Petit village d’à peine plus de 300 habitants, Godbout se situe sur la Côte-Nord, entre Baie-Comeau et Baie-Trinité. Cette municipalité est surtout connue pour son traversier qui le relie à Matane. Mais Godbout est aussi un village où on observe les baleines à l’année.
Le 10 février en après-midi, un observateur note deux souffles géants qui s’élèvent entre les vagues. Malgré les forts vents et les crêtes blanches des vagues, il parvient à croquer le portrait de deux grands rorquals. Seulement avec les photos, difficile de confirmer s’il s’agit de rorquals communs ou bleus. Les teintes peuvent varier selon la luminosité et les appareils. Mais l’observateur croit avoir vu des rorquals bleus.
Le 12 février, une observatrice aussi photographie deux individus très près de la côte, une chance incroyable! On peut voir la bouche ouverte et une courte nageoire pectorale s’élever droit dans les airs. Encore une fois, difficile de confirmer l’espèce entre rorqual commun ou bleu à partir des photos. Ces deux espèces, les deux plus longues de la famille des rorquals, ont une forme corporelle semblable et utilisent des techniques d’alimentation similaires. Il faut donc des photos très nettes et précises pour confirmer hors de tout doute une espèce.
Mais revenons à cette observation magnifique, soit celle de deux baleines près des côtes enneigées.
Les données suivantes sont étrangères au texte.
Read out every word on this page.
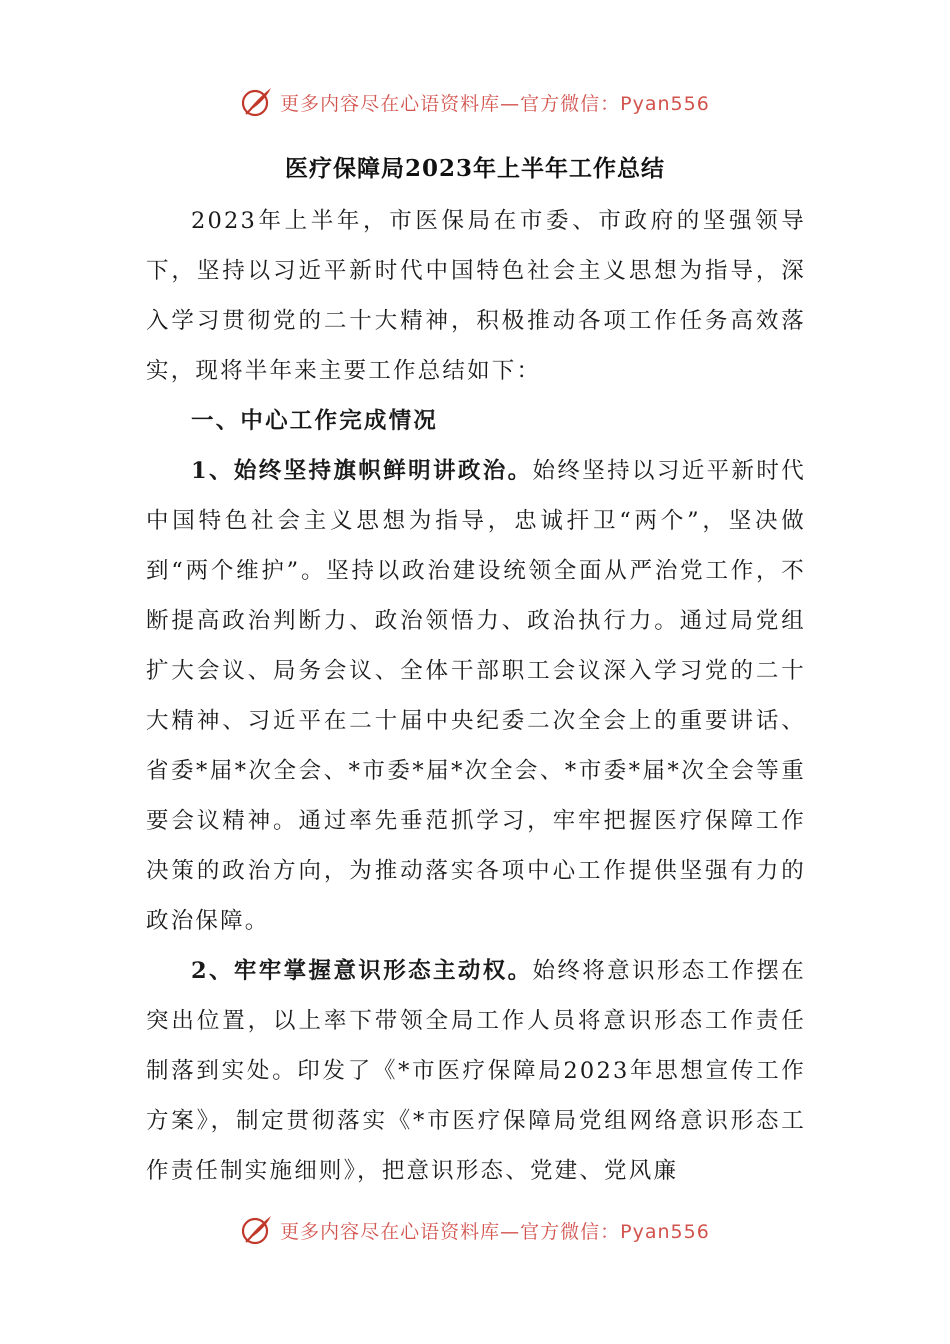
更多内容尽在心语资料库—官方微信：Pyan556
医疗保障局2023年上半年工作总结

2023年上半年，市医保局在市委、市政府的坚强领导下，坚持以习近平新时代中国特色社会主义思想为指导，深入学习贯彻党的二十大精神，积极推动各项工作任务高效落实，现将半年来主要工作总结如下：

一、中心工作完成情况

1、始终坚持旗帜鲜明讲政治。始终坚持以习近平新时代中国特色社会主义思想为指导，忠诚扞卫“两个”，坚决做到“两个维护”。坚持以政治建设统领全面从严治党工作，不断提高政治判断力、政治领悟力、政治执行力。通过局党组扩大会议、局务会议、全体干部职工会议深入学习党的二十大精神、习近平在二十届中央纪委二次全会上的重要讲话、省委*届*次全会、*市委*届*次全会、*市委*届*次全会等重要会议精神。通过率先垂范抓学习，牢牢把握医疗保障工作决策的政治方向，为推动落实各项中心工作提供坚强有力的政治保障。

2、牢牢掌握意识形态主动权。始终将意识形态工作摆在突出位置，以上率下带领全局工作人员将意识形态工作责任制落到实处。印发了《*市医疗保障局2023年思想宣传工作方案》，制定贯彻落实《*市医疗保障局党组网络意识形态工作责任制实施细则》，把意识形态、党建、党风廉

更多内容尽在心语资料库—官方微信：Pyan556
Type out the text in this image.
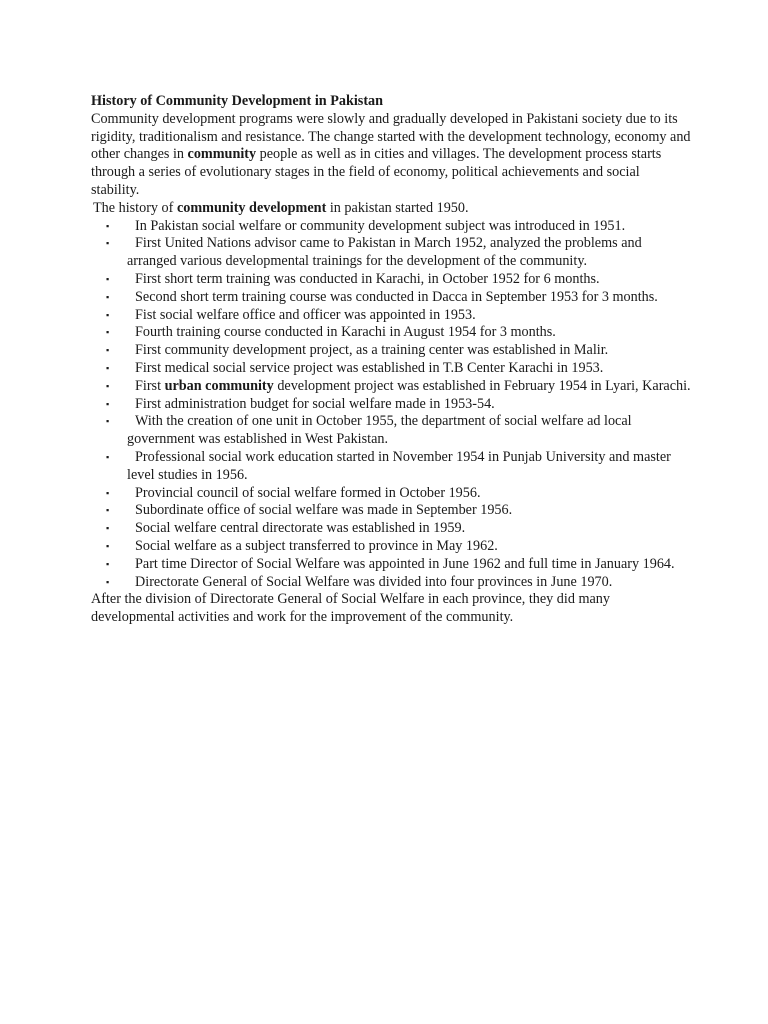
History of Community Development in Pakistan

Community development programs were slowly and gradually developed in Pakistani society due to its rigidity, traditionalism and resistance. The change started with the development technology, economy and other changes in community people as well as in cities and villages. The development process starts through a series of evolutionary stages in the field of economy, political achievements and social stability.

The history of community development in pakistan started 1950.

▪	In Pakistan social welfare or community development subject was introduced in 1951.
▪	First United Nations advisor came to Pakistan in March 1952, analyzed the problems and arranged various developmental trainings for the development of the community.
▪	First short term training was conducted in Karachi, in October 1952 for 6 months.
▪	Second short term training course was conducted in Dacca in September 1953 for 3 months.
▪	Fist social welfare office and officer was appointed in 1953.
▪	Fourth training course conducted in Karachi in August 1954 for 3 months.
▪	First community development project, as a training center was established in Malir.
▪	First medical social service project was established in T.B Center Karachi in 1953.
▪	First urban community development project was established in February 1954 in Lyari, Karachi.
▪	First administration budget for social welfare made in 1953-54.
▪	With the creation of one unit in October 1955, the department of social welfare ad local government was established in West Pakistan.
▪	Professional social work education started in November 1954 in Punjab University and master level studies in 1956.
▪	Provincial council of social welfare formed in October 1956.
▪	Subordinate office of social welfare was made in September 1956.
▪	Social welfare central directorate was established in 1959.
▪	Social welfare as a subject transferred to province in May 1962.
▪	Part time Director of Social Welfare was appointed in June 1962 and full time in January 1964.
▪	Directorate General of Social Welfare was divided into four provinces in June 1970.

After the division of Directorate General of Social Welfare in each province, they did many developmental activities and work for the improvement of the community.
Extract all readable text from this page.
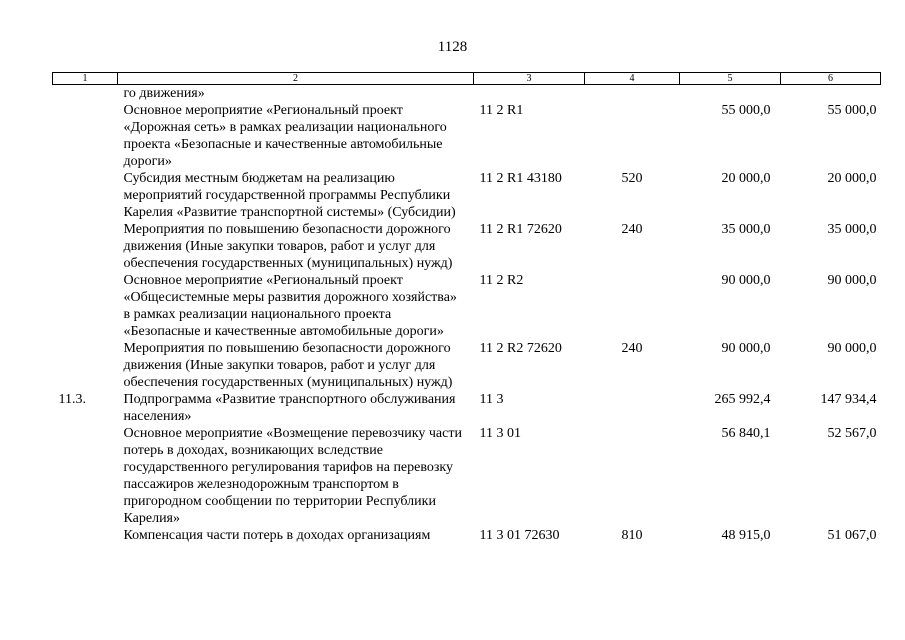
1128
1	2	3	4	5	6
	го движения»				
	Основное мероприятие «Региональный проект «Дорожная сеть» в рамках реализации национального проекта «Безопасные и качественные автомобильные дороги»	11 2 R1		55 000,0	55 000,0
	Субсидия местным бюджетам на реализацию мероприятий государственной программы Республики Карелия «Развитие транспортной системы» (Субсидии)	11 2 R1 43180	520	20 000,0	20 000,0
	Мероприятия по повышению безопасности дорожного движения (Иные закупки товаров, работ и услуг для обеспечения государственных (муниципальных) нужд)	11 2 R1 72620	240	35 000,0	35 000,0
	Основное мероприятие «Региональный проект «Общесистемные меры развития дорожного хозяйства» в рамках реализации национального проекта «Безопасные и качественные автомобильные дороги»	11 2 R2		90 000,0	90 000,0
	Мероприятия по повышению безопасности дорожного движения (Иные закупки товаров, работ и услуг для обеспечения государственных (муниципальных) нужд)	11 2 R2 72620	240	90 000,0	90 000,0
11.3.	Подпрограмма «Развитие транспортного обслуживания населения»	11 3		265 992,4	147 934,4
	Основное мероприятие «Возмещение перевозчику части потерь в доходах, возникающих вследствие государственного регулирования тарифов на перевозку пассажиров железнодорожным транспортом в пригородном сообщении по территории Республики Карелия»	11 3 01		56 840,1	52 567,0
	Компенсация части потерь в доходах организациям	11 3 01 72630	810	48 915,0	51 067,0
Lorsqu’on voit les nageoires pectorales émerger des flots, on assiste à une roulade latérale, appelée «lunge feeding» en anglais. L’animal se tourne sur le côté, accélère et ouvre la bouche tandis que l’eau s’y engouffre et fait se distendre sa poche ventrale. Puis, il referme sa mâchoire et expulse l’eau à travers ses fanons. Les proies de la baleine sont alors poussées vers la gorge par la langue et avalées. Les rorquals bleus font parfois des tours complets sur eux-mêmes lorsqu’ils s’alimentent. De telles pirouettes permettraient d’anticiper la trajectoire du krill, afin d’ouvrir la bouche dans l’angle le plus efficace pour prendre la plus grande bouchée.
Et ailleurs, que se passe-t-il?
Les observations récoltées dans cette chronique ne donnent qu’un aperçu de la présence de mammifères marins dans le Saint-Laurent. Il faut parfois avoir les yeux tournés sur l’horizon au bon moment pour remarquer le passage élusif d’une bête sauvage, d’une tête de phoque venant à la surface respirer ou d’une baleine en déplacement, à la recherche d’un banc de poissons.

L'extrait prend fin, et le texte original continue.